O mínimo que podemos fazer é ler e partilhar o seu testemunho. [ O texto e a foto de Raul Manarte podem ser encontrados aqui ]


Gaza, 5 de Agosto de 2025

Hoje acordamos com bombas (como sempre), mas com a notícia que Netanyahu vai invadir toda a faixa de Gaza. As pessoas estão com muito medo.

Quando as crianças vêm para ser amputadas ou para mudar as ligaduras das queimaduras também estão cheias de medo. Depois vejo os meus colegas: pessoas sem casa, a viver em tendas, com familiares mortos, com fome, sem certeza se vão estar cá amanhã - e vejo-os a serem os seres humanos mais gentis e pacientes que já vi com estas crianças…
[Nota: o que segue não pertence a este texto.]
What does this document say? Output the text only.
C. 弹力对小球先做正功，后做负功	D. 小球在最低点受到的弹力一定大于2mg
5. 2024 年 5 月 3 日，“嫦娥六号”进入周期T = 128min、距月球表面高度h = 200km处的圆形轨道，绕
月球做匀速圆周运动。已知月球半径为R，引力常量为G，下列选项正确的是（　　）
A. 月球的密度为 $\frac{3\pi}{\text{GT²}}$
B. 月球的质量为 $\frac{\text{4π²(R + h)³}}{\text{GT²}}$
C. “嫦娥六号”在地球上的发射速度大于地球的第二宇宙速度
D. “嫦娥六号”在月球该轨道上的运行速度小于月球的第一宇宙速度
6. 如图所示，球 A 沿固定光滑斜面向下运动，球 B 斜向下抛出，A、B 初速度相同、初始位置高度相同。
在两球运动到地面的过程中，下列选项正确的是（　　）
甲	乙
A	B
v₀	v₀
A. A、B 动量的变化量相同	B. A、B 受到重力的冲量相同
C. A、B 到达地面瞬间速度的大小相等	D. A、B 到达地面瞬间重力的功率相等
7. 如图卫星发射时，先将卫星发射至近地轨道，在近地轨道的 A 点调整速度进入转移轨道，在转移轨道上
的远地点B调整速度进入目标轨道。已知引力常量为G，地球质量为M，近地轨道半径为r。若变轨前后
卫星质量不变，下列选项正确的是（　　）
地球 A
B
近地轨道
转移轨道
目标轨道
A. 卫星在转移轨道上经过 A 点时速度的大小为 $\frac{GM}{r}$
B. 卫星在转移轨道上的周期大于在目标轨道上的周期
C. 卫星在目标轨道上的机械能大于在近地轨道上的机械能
A forma meiga como falam com elas, como as preparam, como usam os fantoches, como as deixam brincar com a gaze e o desinfetante para perderem o medo, como as distraem com bolhas de sabão ou vídeo enquanto gritam com a dor da pele queimada… e não entendo… começo a chorar sozinho. É sempre esta gentileza que me arrasa. A luz mexe mais comigo do que a escuridão. E quanto mais perdidos no escuro estamos, mais bonita é a luz deles.

Hoje fiz a estrada para Norte. Neste mundo estranho tenho de dizer que é uma estrada “Mad Max” para que outros possam ter uma ideia do que quero dizer. Não há um prédio inteiro, quase não há carros e os que existem estão adulterados, batidos e baleados.

Há pessoas a queimar pneus à beira da estrada para fazer combustível. Quando cheguei a Gaza city tive de tirar uma foto: vi uma árvore! Já não me lembrava de árvores… E eles? Será que se lembram do toque das flores? Do som das folhas? Do cheiro das marés seguras?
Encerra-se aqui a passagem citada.